El presidente miró el reloj de encima de la repisa de la chimenea.

– Dispongo solamente de otro par de minutos. En todo caso, lo que más teme Castro no es el caos económico ni una contrarrevolución, sino el lento y continuo aumento de la influencia soviética en todos los rincones de su Gobierno. Los hombres de Moscú pican un poco aquí, roban un poco allá, esperando con paciencia el momento oportuno para hacer las maniobras adecuadas para dominar el Gobierno y controlar los recursos del país. Hasta ahora no se ha dado cuenta Castro de que sus amigos del Kremlin están intentando segarle la hierba bajo los pies para apoderarse de Cuba. Su hermano, Raúl, se quedó pasmado cuando se enteró de la grave infiltración de su cuerpo de oficiales por compatriotas que eran ahora fieles a la Unión Soviética.

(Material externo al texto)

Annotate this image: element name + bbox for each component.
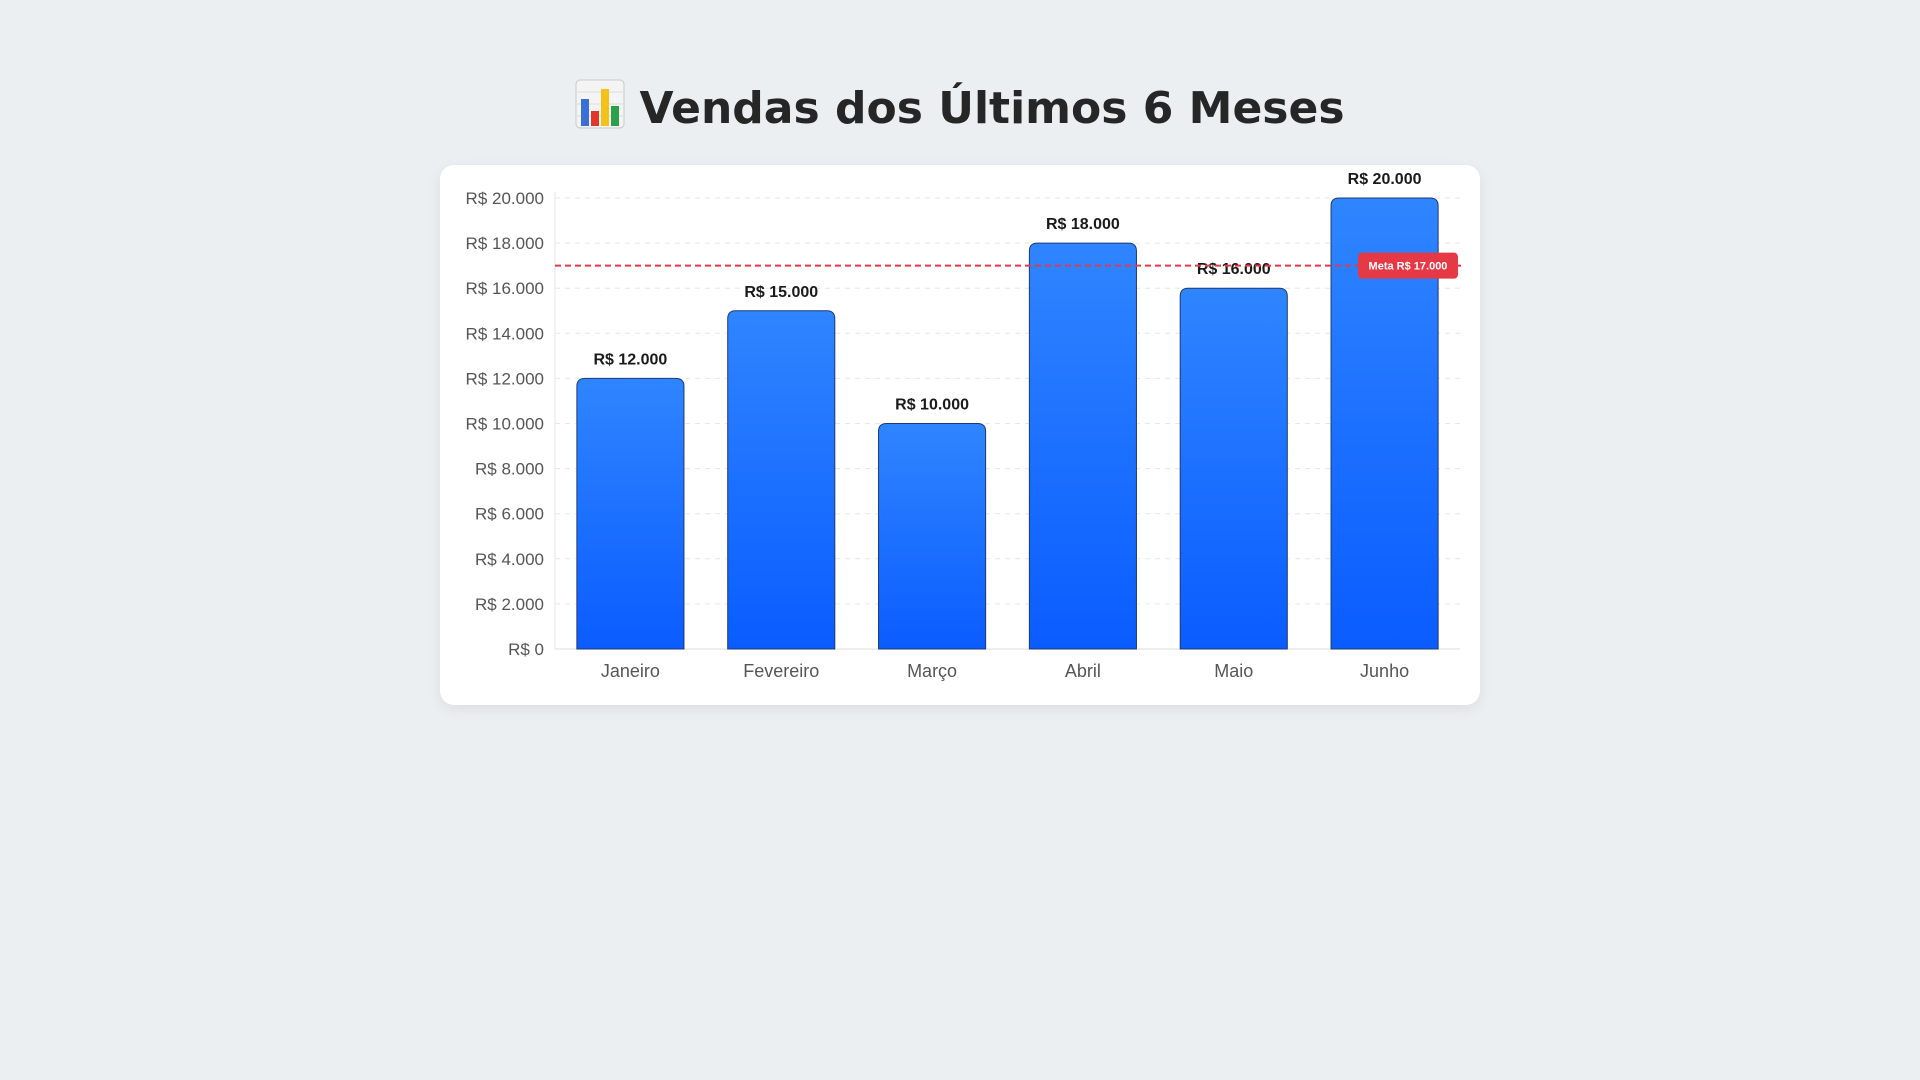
y-tick-label: R$ 18.000	[466, 234, 544, 253]
x-tick-label: Maio	[1214, 661, 1253, 681]
y-tick-label: R$ 4.000	[475, 550, 544, 569]
target-label: Meta R$ 17.000	[1369, 261, 1448, 273]
bar-chart: R$ 0 R$ 2.000 R$ 4.000 R$ 6.000 R$ 8.000 R$ 1…	[466, 171, 1462, 681]
page-title: Vendas dos Últimos 6 Meses	[0, 78, 1920, 140]
data-label: R$ 18.000	[1046, 216, 1120, 233]
chart-card: R$ 0 R$ 2.000 R$ 4.000 R$ 6.000 R$ 8.000 R$ 1…	[440, 165, 1480, 705]
bars	[576, 197, 1439, 650]
data-labels: R$ 12.000 R$ 15.000 R$ 10.000 R$ 18.000 R$ 1…	[593, 171, 1421, 414]
y-tick-label: R$ 2.000	[475, 595, 544, 614]
y-tick-label: R$ 10.000	[466, 415, 544, 434]
axes: R$ 0 R$ 2.000 R$ 4.000 R$ 6.000 R$ 8.000 R$ 1…	[466, 189, 1460, 681]
x-tick-label: Abril	[1065, 661, 1101, 681]
y-tick-label: R$ 16.000	[466, 279, 544, 298]
data-label: R$ 16.000	[1197, 261, 1271, 278]
x-tick-label: Junho	[1360, 661, 1409, 681]
y-tick-label: R$ 6.000	[475, 505, 544, 524]
target-badge	[1358, 252, 1458, 279]
bar-junho[interactable]	[1330, 197, 1439, 650]
bar-maio[interactable]	[1179, 287, 1288, 650]
data-label: R$ 15.000	[744, 284, 818, 301]
data-label: R$ 20.000	[1348, 171, 1422, 188]
data-label: R$ 12.000	[593, 351, 667, 368]
y-tick-label: R$ 0	[508, 640, 544, 659]
bar-abril[interactable]	[1028, 242, 1137, 650]
y-tick-label: R$ 12.000	[466, 369, 544, 388]
bar-chart-icon	[575, 79, 625, 129]
bar-janeiro[interactable]	[576, 377, 685, 650]
bar-março[interactable]	[878, 423, 987, 650]
y-tick-label: R$ 8.000	[475, 460, 544, 479]
x-tick-label: Março	[907, 661, 957, 681]
y-tick-label: R$ 14.000	[466, 324, 544, 343]
page-title-text: Vendas dos Últimos 6 Meses	[639, 83, 1345, 134]
y-tick-label: R$ 20.000	[466, 189, 544, 208]
grid-lines	[555, 197, 1460, 605]
bar-fevereiro[interactable]	[727, 310, 836, 650]
x-tick-label: Janeiro	[601, 661, 660, 681]
target-line-group: Meta R$ 17.000	[555, 252, 1462, 279]
x-tick-label: Fevereiro	[743, 661, 819, 681]
data-label: R$ 10.000	[895, 397, 969, 414]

– Me parece sorprendente. Los cubanos detestan a los rusos. Sus puntos de vista sobre la vida son antagónicos.

– Cierto que Cuba no pretendió nunca convertirse en instrumento del Kremlin, pero, desde la revolución, miles de jóvenes cubanos han estudiado en universidades rusas. Muchos, en vez de volver a casa para trabajar en un empleo determinado por el Estado, un empleo que pueden aborrecer o que les puede llevar a un callejón sin salida, se dejaron influir por las sutiles ofertas rusas de prestigio y de dinero. Los astutos, que colocaron su futuro por encima del patriotismo, renunciaron en secreto a Castro y juraron fidelidad a la Unión Soviética. Y hay que decir esto en honor de los rusos. Cumplen sus promesas. Y empleando su influencia sobre el Gobierno cubano, elevaron a sus nuevos subditos a posiciones de poder.

– Castro es todavía venerado por el pueblo cubano -dijo Sandecker-. Dudo de que los cubanos se quedaran con los brazos cruzados, viéndole totalmente sometido a Moscú.

La expresión del presidente se hizo grave.

– La verdadera amenaza es que los rusos asesinen a los hermanos Castro y culpen de ello a la CÍA. Algo bastante fácil, ya que es sabido que la Agencia hizo varios atentados contra su vida en los años sesenta.

– Y el Kremlin tendría las puertas abiertas para instalar un gobierno títere.

El presidente asintió con la cabeza.

– Lo cual nos lleva a su proposición de un pacto entre Cuba y los Estados Unidos. Castro no quiere alarmar a los rusos y que estos actúen antes de que hayamos accedido a respaldar su juego para echarles del Caribe. Desgraciadamente, después de hacer el gambito de apertura, ha hecho oídos sordos a mis respuestas y a las de Doug Oates.

– Parece la antigua rutina del palo y la zanahoria para abrir el apetito.

– Así lo creo yo también.

– ¿Y cómo encajan los LeBaron en todo esto?

– Se vieron metidos en ello -dijo el presidente con un toque de ironía-. Ya conoce la historia. Raymond LeBaron voló en su antiguo dirigible en busca de un barco del tesoro. En realidad, tenía otro proyecto en la cabeza, pero esto no le interesa a la AMSN ni a usted personalmente. Quiso el destino que Raúl Castro estuviese inspeccionando las defensas fuera de La Habana cuando LeBaron fue localizado por sus sistemas de detección en la costa. Entonces se le ocurrió pensar que el contacto podía resultar útil. Por consiguiente, ordenó a sus fuerzas de vigilancia que interceptasen el dirigible y lo escoltasen hasta un aeródromo próximo a la ciudad de Cárdenas.

– Puedo adivinar el resto -dijo Sandecker-. Los cubanos inflaron el dirigible y ocultaron a bordo un mensajero que llevaba el documento entre los Estados Unidos y Cuba, y lo soltaron, imaginándose que los vientos dominantes lo empujarían hacia los Estados Unidos.

– Algo así -reconoció sonriendo el presidente-. Pero no confiaron en los vientos variables. Un íntimo amigo de Fidel y un piloto subieron a bordo llevando el documento. Condujeron el dirigible hacia Miami, saltaron al agua a pocas millas de la costa y fueron recogidos por un yate que esperaba.